The Conceptual Foundations of Shared Human Responsibility (Communal Guilt Part 2 of 7)
Non-individualistic understandings of guilt are fundamental to both Judaism and Christianity. This is part of what makes both religions as counter-cultural today as they ever have been. Yet often the worldviews of particular Jewish and Christian individuals are more defined by their respective cultures than by the religions they profess to embrace. For many, it is not evident that we should be our sisters’ and brothers’ keepers.
The Original Sin
The idea of original sin is this: Adam and Eve committed the first (the original) sin. They were free to not sin. We as their descendants have inherited the sinful state that they created. We are stained by original sin, so much so that one might give that now-inevitable tendency the label “original sin” (see also “concupiscence,” “fallenness,” “total depravity”).
Are all at fault for the Fall? Would everyone, given free will, have chosen to eat the fruit and betray God? If we would, then our will is not truly free, so the logic runs. Alternatively, if some would not, then it is not fair to blame all for the Fall.
This is a false dilemma. We are not all guilty for Adam and Eve’s specific act, the only human sin that has ever been truly original; but all humans become guilty through the results of that act. Our sins are unoriginal variations on it, lesser echoes of its selfish and irresponsible desire.
While its roots lie in the Hebrew Bible, original sin is a concept rooted more squarely in traditional Christian theology than in Jewish thought. Yet there are other examples of groups taking on culpability in the Hebrew Bible.
We should guard against the reductionist notion that the Hebrew Bible represents the sum total of Jewish thought on any matter. Such a notion is at least as false about Judaism as a comparable assertion about Christianity and the New Testament, given the wide diversity of opinion inherent in Jewish discourse. Nonetheless, it is worth noting the central place of communal guilt in the narratives of the Hebrew Bible.
Guilty Cities, Nations, and Generations
In the Hebrew Bible, cities can be guilty before God. The prophet Jonah calls the people of the city of Nineveh to repent. Should they fail to do so, God would destroy the whole city. The people repent and God allows them to survive (Jon. 3:1-5, 10).
Nations can be guilty before God. In the Exodus, God judged the nation of Egypt and poured out God’s wrath against them, even as God freed the people of Israel. God waited for the sins of the Canaanites to be complete before leading in the people of Israel in conquest (Gen. 15: 16).
Generations can also be guilty before God. The generation of Israelite adults whom God freed from Egypt grumbled consistently against God in the desert.
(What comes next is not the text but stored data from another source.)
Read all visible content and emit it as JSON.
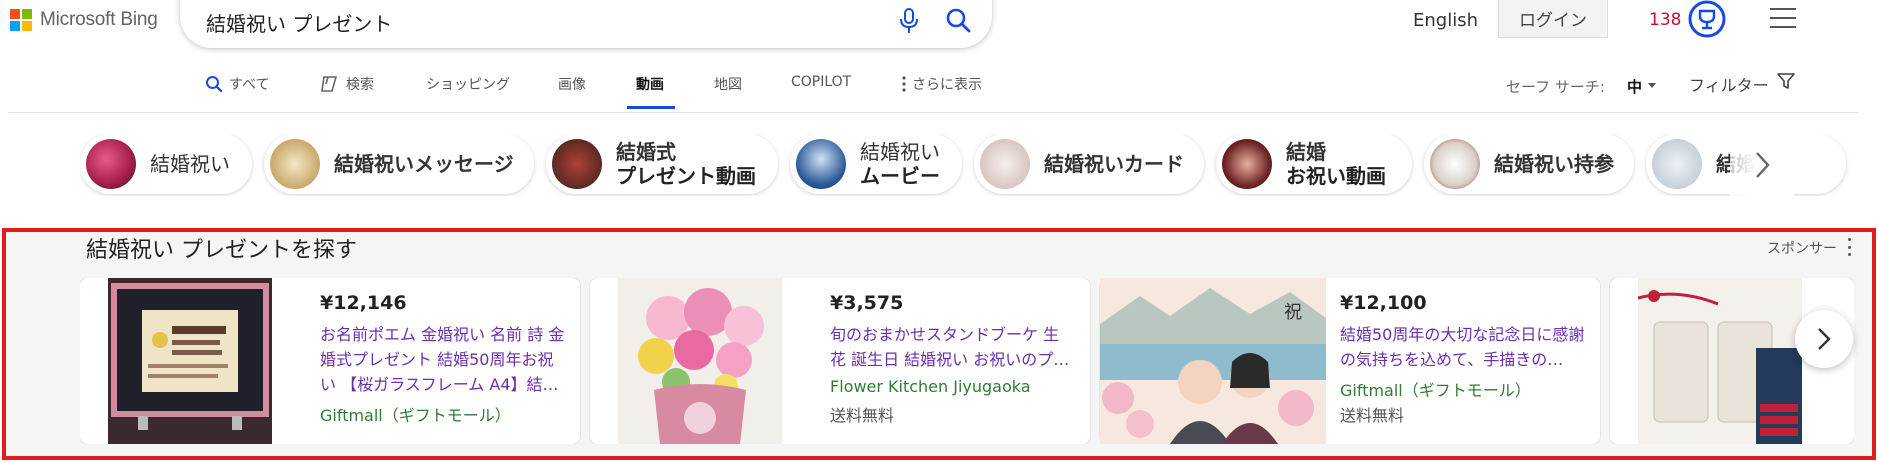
{
  "header": {
    "logo_text": "Microsoft Bing",
    "search_query": "結婚祝い プレゼント",
    "language_link": "English",
    "login_label": "ログイン",
    "rewards_count": "138",
    "brand_colors": {
      "red": "#f25022",
      "green": "#7fba00",
      "blue": "#00a4ef",
      "yellow": "#ffb900"
    },
    "accent_color": "#174ae4"
  },
  "tabs": [
    {
      "label": "すべて",
      "icon": "search-icon"
    },
    {
      "label": "検索",
      "icon": "copilot-icon"
    },
    {
      "label": "ショッピング"
    },
    {
      "label": "画像"
    },
    {
      "label": "動画",
      "active": true
    },
    {
      "label": "地図"
    },
    {
      "label": "COPILOT"
    },
    {
      "label": "さらに表示",
      "icon": "more-vertical-icon"
    }
  ],
  "safe_search": {
    "label": "セーフ サーチ:",
    "value": "中"
  },
  "filter": {
    "label": "フィルター"
  },
  "chips": [
    {
      "line1": "結婚祝い",
      "line2": ""
    },
    {
      "line1": "結婚祝いメッセージ",
      "line2": ""
    },
    {
      "line1": "結婚式",
      "line2": "プレゼント動画"
    },
    {
      "line1": "結婚祝い",
      "line2": "ムービー"
    },
    {
      "line1": "結婚祝いカード",
      "line2": ""
    },
    {
      "line1": "結婚",
      "line2": "お祝い動画"
    },
    {
      "line1": "結婚祝い持参",
      "line2": ""
    },
    {
      "line1": "結婚",
      "line2": ""
    }
  ],
  "shopping": {
    "title": "結婚祝い プレゼントを探す",
    "sponsor_label": "スポンサー",
    "cards": [
      {
        "price": "¥12,146",
        "title": "お名前ポエム 金婚祝い 名前 詩 金婚式プレゼント 結婚50周年お祝い 【桜ガラスフレーム A4】結…",
        "seller": "Giftmall（ギフトモール）",
        "shipping": ""
      },
      {
        "price": "¥3,575",
        "title": "旬のおまかせスタンドブーケ 生花 誕生日 結婚祝い お祝いのプ…",
        "seller": "Flower Kitchen Jiyugaoka",
        "shipping": "送料無料"
      },
      {
        "price": "¥12,100",
        "title": "結婚50周年の大切な記念日に感謝の気持ちを込めて、手描きの…",
        "seller": "Giftmall（ギフトモール）",
        "shipping": "送料無料"
      },
      {
        "price": "",
        "title": "",
        "seller": "",
        "shipping": ""
      }
    ]
  }
}
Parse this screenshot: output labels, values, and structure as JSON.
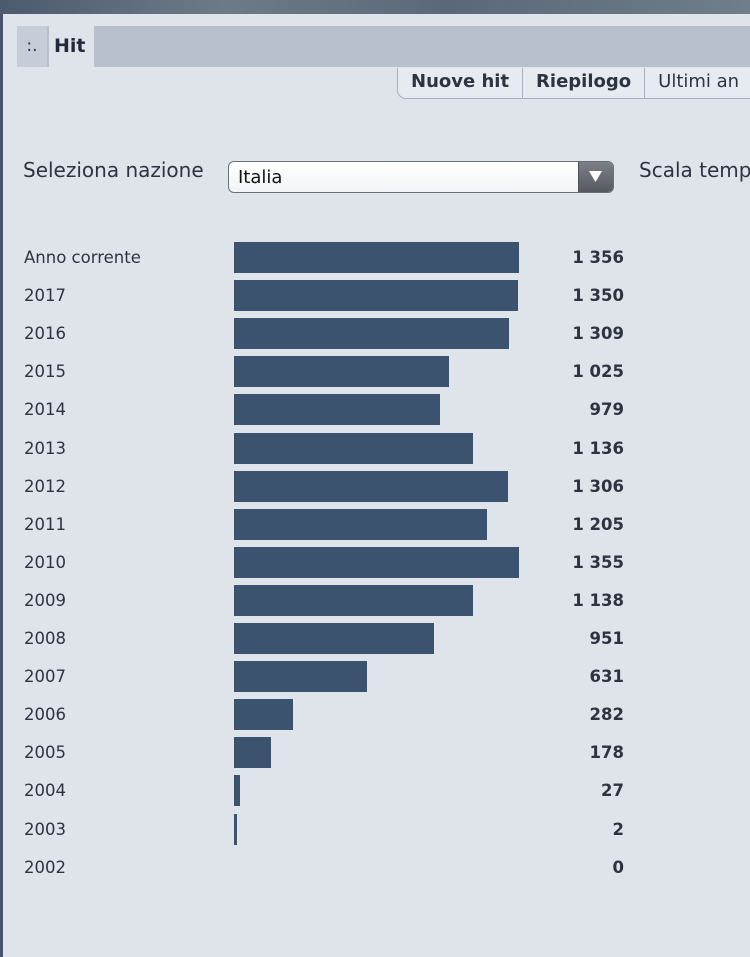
{
  "panel": {
    "title_bullet": ":.",
    "title": "Hit"
  },
  "tabs": [
    {
      "label": "Nuove hit",
      "bold": true
    },
    {
      "label": "Riepilogo",
      "bold": true
    },
    {
      "label": "Ultimi an",
      "bold": false
    }
  ],
  "filters": {
    "nation_label": "Seleziona nazione",
    "nation_value": "Italia",
    "scale_label": "Scala temp"
  },
  "colors": {
    "bar": "#3c5370",
    "background": "#dfe4ea"
  },
  "chart_data": {
    "type": "bar",
    "orientation": "horizontal",
    "categories": [
      "Anno corrente",
      "2017",
      "2016",
      "2015",
      "2014",
      "2013",
      "2012",
      "2011",
      "2010",
      "2009",
      "2008",
      "2007",
      "2006",
      "2005",
      "2004",
      "2003",
      "2002"
    ],
    "values": [
      1356,
      1350,
      1309,
      1025,
      979,
      1136,
      1306,
      1205,
      1355,
      1138,
      951,
      631,
      282,
      178,
      27,
      2,
      0
    ],
    "value_labels": [
      "1 356",
      "1 350",
      "1 309",
      "1 025",
      "979",
      "1 136",
      "1 306",
      "1 205",
      "1 355",
      "1 138",
      "951",
      "631",
      "282",
      "178",
      "27",
      "2",
      "0"
    ],
    "title": "",
    "xlabel": "",
    "ylabel": ""
  }
}
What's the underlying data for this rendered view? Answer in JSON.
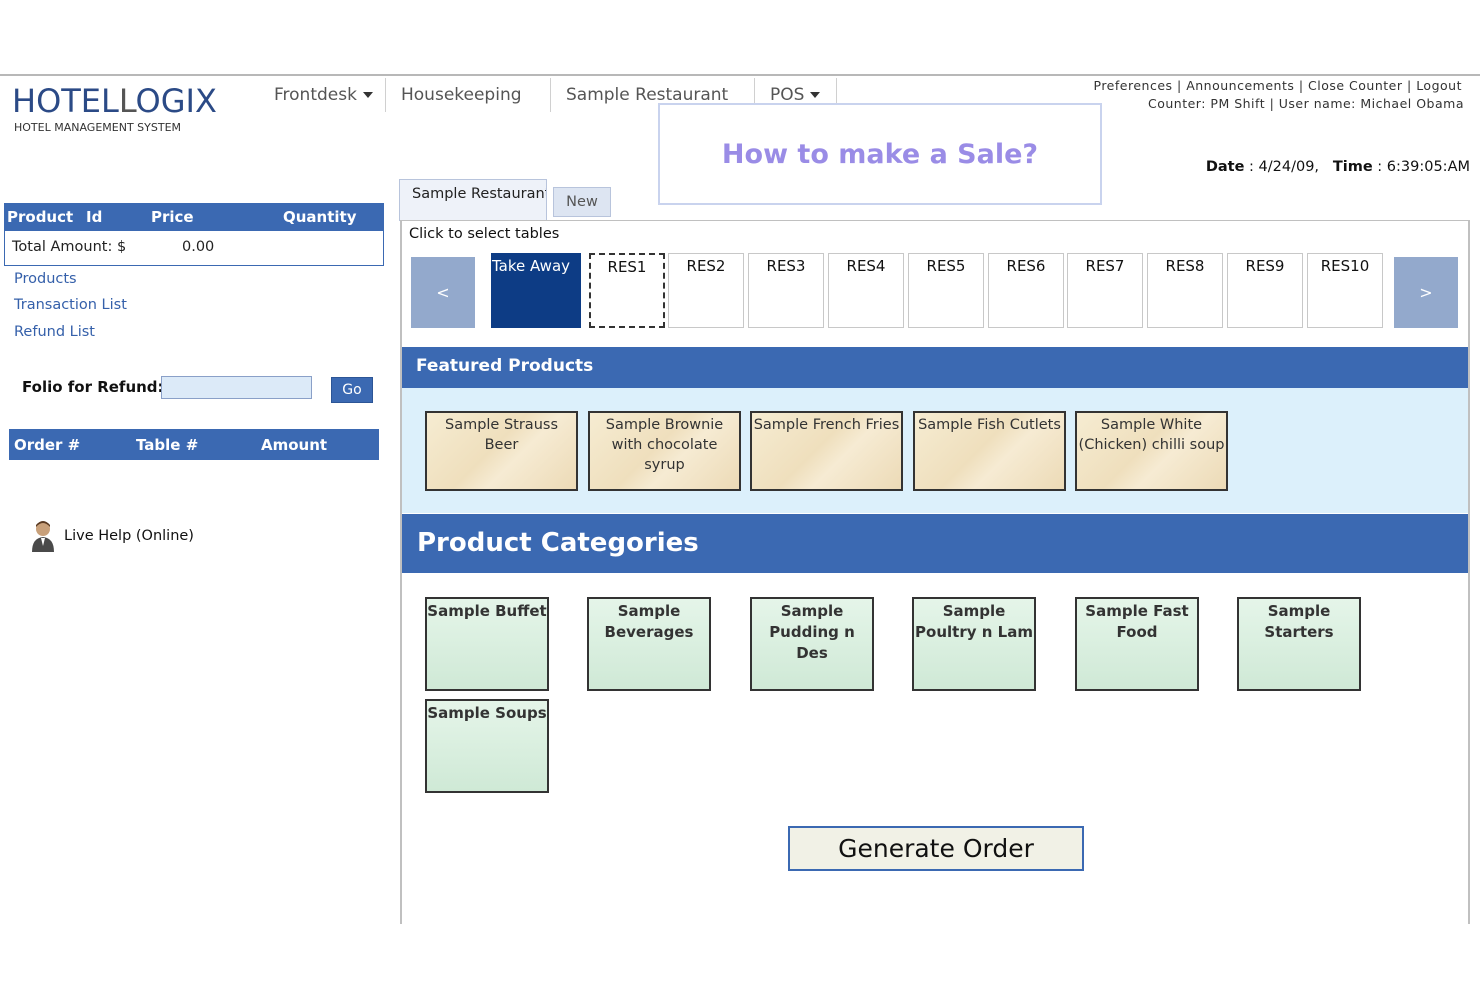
{
  "header": {
    "logo_part1": "HOTEL",
    "logo_part2": "OGIX",
    "logo_letter": "L",
    "logo_subtitle": "HOTEL MANAGEMENT SYSTEM",
    "nav": [
      {
        "label": "Frontdesk",
        "has_dropdown": true
      },
      {
        "label": "Housekeeping",
        "has_dropdown": false
      },
      {
        "label": "Sample Restaurant",
        "has_dropdown": false
      },
      {
        "label": "POS",
        "has_dropdown": true
      }
    ],
    "links": [
      "Preferences",
      "Announcements",
      "Close Counter",
      "Logout"
    ],
    "counter_line": "Counter: PM Shift | User name: Michael Obama",
    "howto": "How to make a Sale?",
    "date_label": "Date",
    "date_value": "4/24/09,",
    "time_label": "Time",
    "time_value": "6:39:05:AM"
  },
  "left_panel": {
    "product_columns": [
      "Product",
      "Id",
      "Price",
      "Quantity"
    ],
    "total_label": "Total Amount: $",
    "total_value": "0.00",
    "links": [
      "Products",
      "Transaction List",
      "Refund List"
    ],
    "folio_label": "Folio for Refund:",
    "folio_value": "",
    "go_label": "Go",
    "order_columns": [
      "Order #",
      "Table #",
      "Amount"
    ],
    "live_help": "Live Help (Online)"
  },
  "tabs": [
    {
      "label": "Sample Restaurant",
      "active": true
    },
    {
      "label": "New",
      "active": false
    }
  ],
  "tables": {
    "instruction": "Click to select tables",
    "prev": "<",
    "next": ">",
    "items": [
      "Take Away",
      "RES1",
      "RES2",
      "RES3",
      "RES4",
      "RES5",
      "RES6",
      "RES7",
      "RES8",
      "RES9",
      "RES10"
    ]
  },
  "featured": {
    "title": "Featured Products",
    "items": [
      "Sample Strauss Beer",
      "Sample Brownie with chocolate syrup",
      "Sample French Fries",
      "Sample Fish Cutlets",
      "Sample White (Chicken) chilli soup"
    ]
  },
  "categories": {
    "title": "Product Categories",
    "items": [
      "Sample Buffet",
      "Sample Beverages",
      "Sample Pudding n Des",
      "Sample Poultry n Lam",
      "Sample Fast Food",
      "Sample Starters",
      "Sample Soups"
    ]
  },
  "generate_label": "Generate Order",
  "colors": {
    "primary_blue": "#3b69b2",
    "selected_table": "#0d3c85",
    "featured_bg": "#dcf0fb",
    "howto_text": "#9a8ce6"
  }
}
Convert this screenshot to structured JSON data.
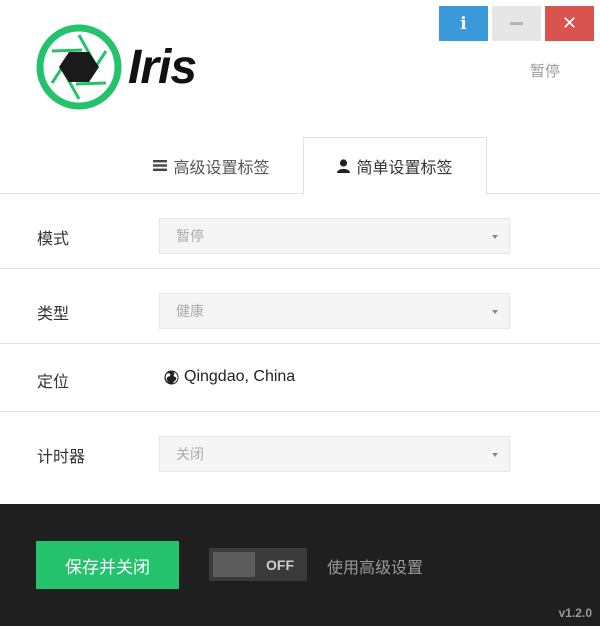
{
  "window": {
    "info_label": "i",
    "close_label": "✕"
  },
  "header": {
    "logo_text": "Iris",
    "status": "暂停"
  },
  "tabs": [
    {
      "label": "高级设置标签",
      "icon": "list-icon"
    },
    {
      "label": "简单设置标签",
      "icon": "user-icon",
      "active": true
    }
  ],
  "settings": {
    "mode": {
      "label": "模式",
      "value": "暂停"
    },
    "type": {
      "label": "类型",
      "value": "健康"
    },
    "location": {
      "label": "定位",
      "value": "Qingdao, China",
      "icon": "globe-icon"
    },
    "timer": {
      "label": "计时器",
      "value": "关闭"
    }
  },
  "footer": {
    "save_label": "保存并关闭",
    "toggle_state": "OFF",
    "advanced_label": "使用高级设置",
    "version": "v1.2.0"
  },
  "colors": {
    "accent_green": "#25c26e",
    "info_blue": "#3a9ad9",
    "close_red": "#d9534f",
    "footer_bg": "#1f1f1f"
  }
}
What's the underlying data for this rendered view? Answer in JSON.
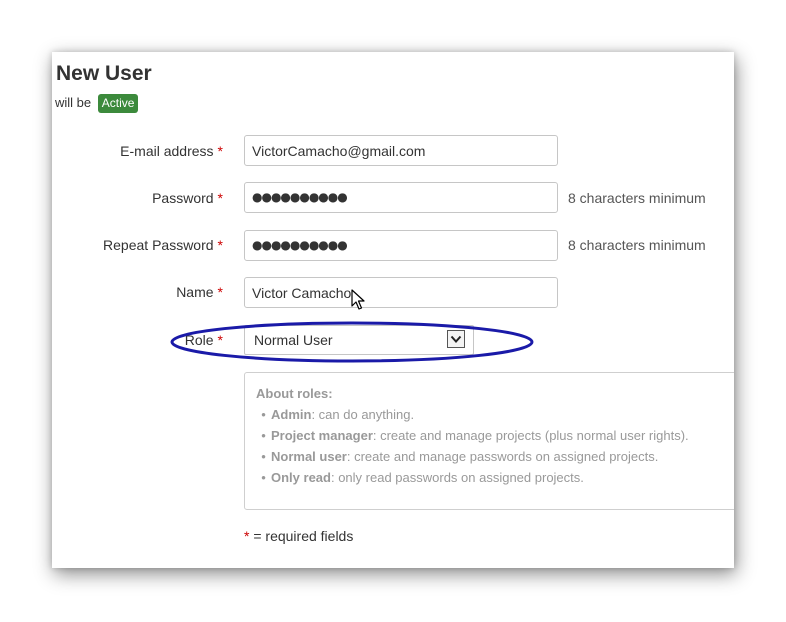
{
  "page": {
    "title": "New User",
    "status_prefix": "will be",
    "status_badge": "Active"
  },
  "form": {
    "email": {
      "label": "E-mail address",
      "required": "*",
      "value": "VictorCamacho@gmail.com"
    },
    "password": {
      "label": "Password",
      "required": "*",
      "masked_value": "●●●●●●●●●●",
      "hint": "8 characters minimum"
    },
    "repeat_password": {
      "label": "Repeat Password",
      "required": "*",
      "masked_value": "●●●●●●●●●●",
      "hint": "8 characters minimum"
    },
    "name": {
      "label": "Name",
      "required": "*",
      "value": "Victor Camacho"
    },
    "role": {
      "label": "Role",
      "required": "*",
      "selected": "Normal User"
    }
  },
  "about_roles": {
    "title": "About roles:",
    "items": [
      {
        "role": "Admin",
        "desc": ": can do anything."
      },
      {
        "role": "Project manager",
        "desc": ": create and manage projects (plus normal user rights)."
      },
      {
        "role": "Normal user",
        "desc": ": create and manage passwords on assigned projects."
      },
      {
        "role": "Only read",
        "desc": ": only read passwords on assigned projects."
      }
    ]
  },
  "footer": {
    "required_mark": "*",
    "required_note": " = required fields"
  },
  "colors": {
    "badge": "#3c8a3c",
    "required": "#cc0000",
    "highlight": "#1a1aa8"
  },
  "icons": {
    "select_arrow": "chevron-down-icon",
    "cursor": "mouse-pointer-icon"
  }
}
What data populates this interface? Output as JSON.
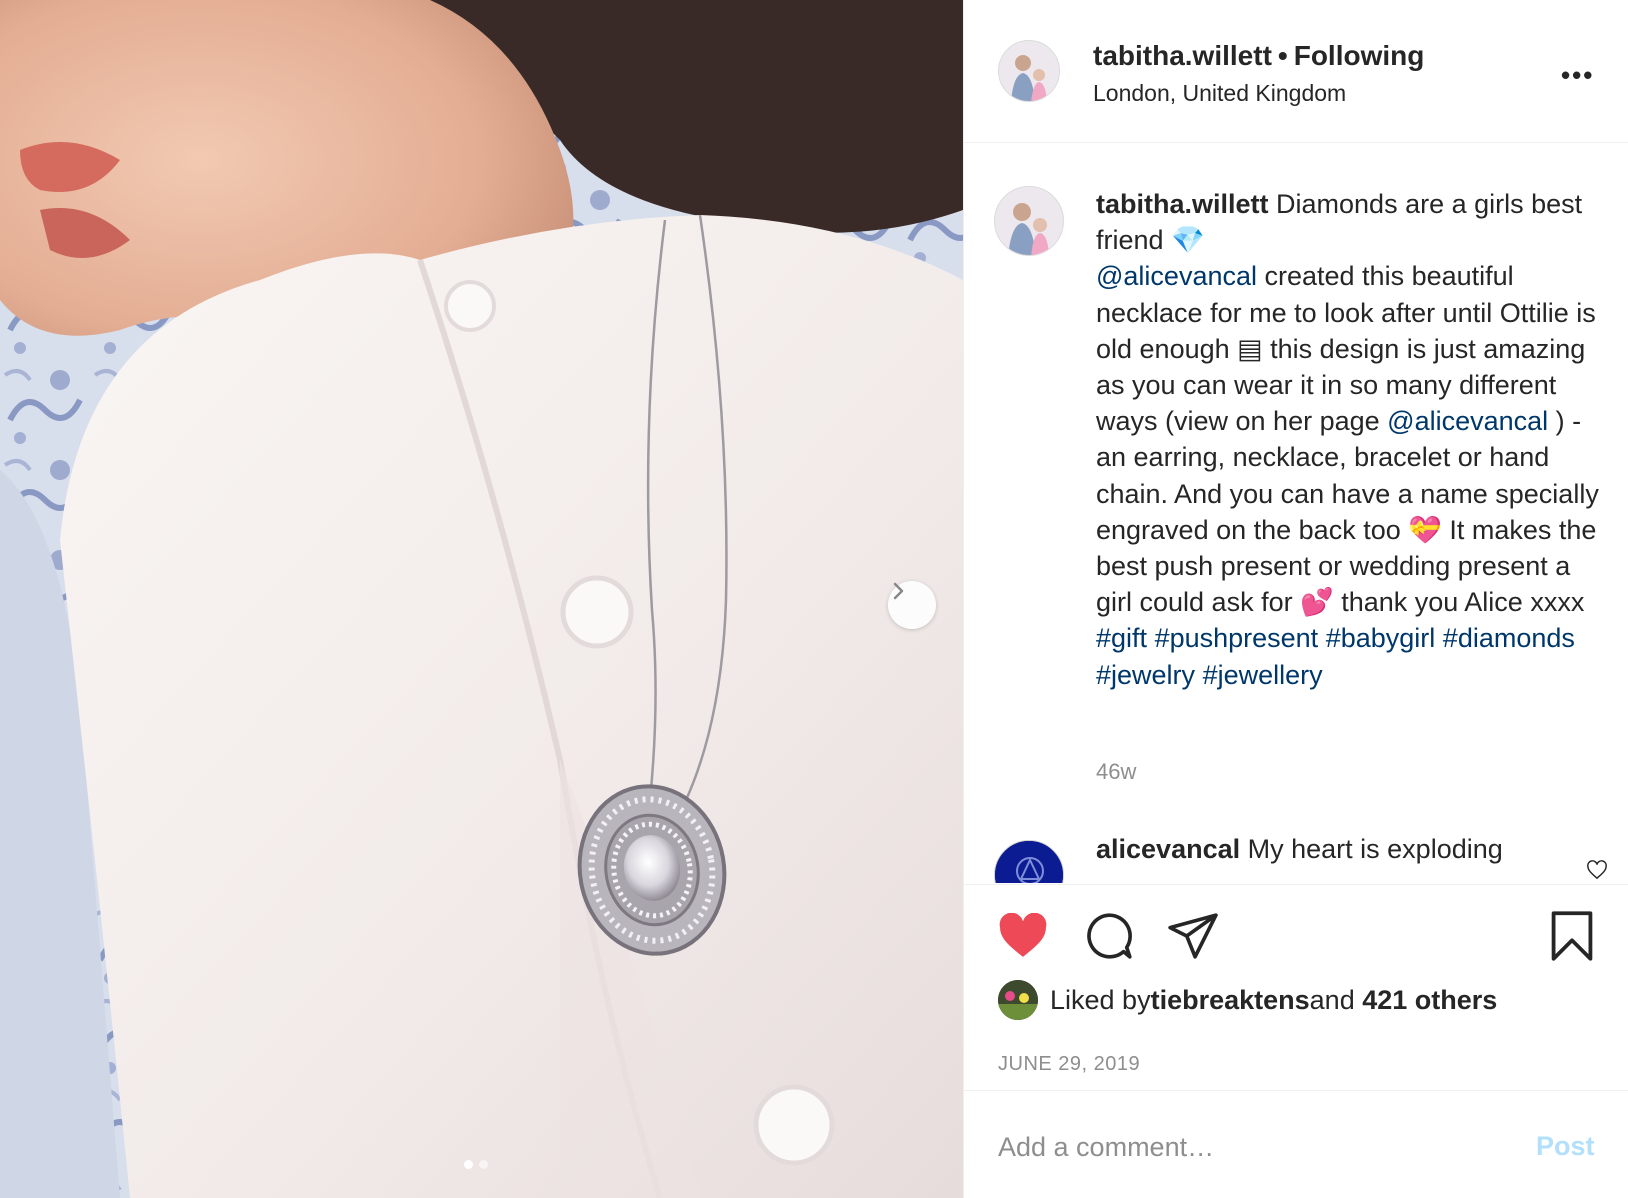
{
  "post": {
    "username": "tabitha.willett",
    "bullet": "•",
    "follow_label": "Following",
    "location": "London, United Kingdom",
    "more_icon": "more-options-icon",
    "more_label": "•••"
  },
  "caption": {
    "username": "tabitha.willett",
    "part1": " Diamonds are a girls best friend 💎",
    "mention1": "@alicevancal",
    "part2": " created this beautiful necklace for me to look after until Ottilie is old enough ",
    "emoji_box": "▤",
    "part3": " this design is just amazing as you can wear it in so many different ways (view on her page ",
    "mention2": "@alicevancal",
    "part4": " ) - an earring, necklace, bracelet or hand chain. And you can have a name specially engraved on the back too 💝 It makes the best push present or wedding present a girl could ask for 💕 thank you Alice xxxx",
    "hashtags": [
      "#gift",
      "#pushpresent",
      "#babygirl",
      "#diamonds",
      "#jewelry",
      "#jewellery"
    ],
    "time_ago": "46w"
  },
  "reply": {
    "username": "alicevancal",
    "text": " My heart is exploding"
  },
  "actions": {
    "like_icon": "heart-filled-icon",
    "comment_icon": "comment-icon",
    "share_icon": "share-icon",
    "save_icon": "bookmark-icon",
    "like_color": "#ed4956"
  },
  "likes": {
    "prefix": "Liked by ",
    "user": "tiebreaktens",
    "middle": " and ",
    "others": "421 others"
  },
  "date": "JUNE 29, 2019",
  "comment_box": {
    "placeholder": "Add a comment…",
    "post_label": "Post"
  },
  "carousel": {
    "slide_count": 2,
    "active_index": 0
  }
}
As a result, God condemned them to wander for forty years and die out before God would lead their children into the Promised Land (Num. 14:28-29).
That a nation, a generation, or a city can be guilty before God is one of the fundamental assumptions giving coherence to the narratives of the Hebrew Bible, defining in many cases why God does what God does. Whether and to what extent one might use a similar approach today is the primary task of the remaining posts in this series.
What is Sin and What is Guilt?
Many of my students assume that the Bible defines sin as “doing what God says not to do,” as if God were some arbitrary parent. There is nothing arbitrary about what defines sin. Something is a sin because it is toxic. Some actions and attitudes damage ourselves, others, our relationships with others, and/or our relationship with God. That is what makes sin sinful. Sin mars the goodness God has created, whether in us or in the world around us.
“The sins of the fathers are visited upon their children” in large measure because the ways we are damaged by others also set an example for us as plausible behavior (Ex. 34:7; Num. 14:18). For example, the children of alcoholics are in danger of becoming alcoholics themselves due to both nature (genetic predisposition) and nurture (behavior modeled for them).
In light of this, it may be most helpful to think of virtue in many cases as being the commitment to break the toxic cycles of infection, whether within a nation or between generations. Many forms of guilt, by contrast, represent the failure to break or even to attempt to break such cycles.
It is not enough for someone to claim that they did not start the shedding of blood. Neither is it enough to claim that one is innocent merely for having opted out of ongoing bloodshed. If one is not actively participating in the promotion of peace and the healing of wounds, both among friends and would-be enemies, one cannot say “my hands are clean.”
Guilt is not so much about shame and blame. The guilty are part of the problem, the problem here being human f’ed-up-ed-ness, for lack of a more concise technical term. We are all part of the problem. Only those among us who recognize the ways in which we are all implicated stand any hope of working toward solutions.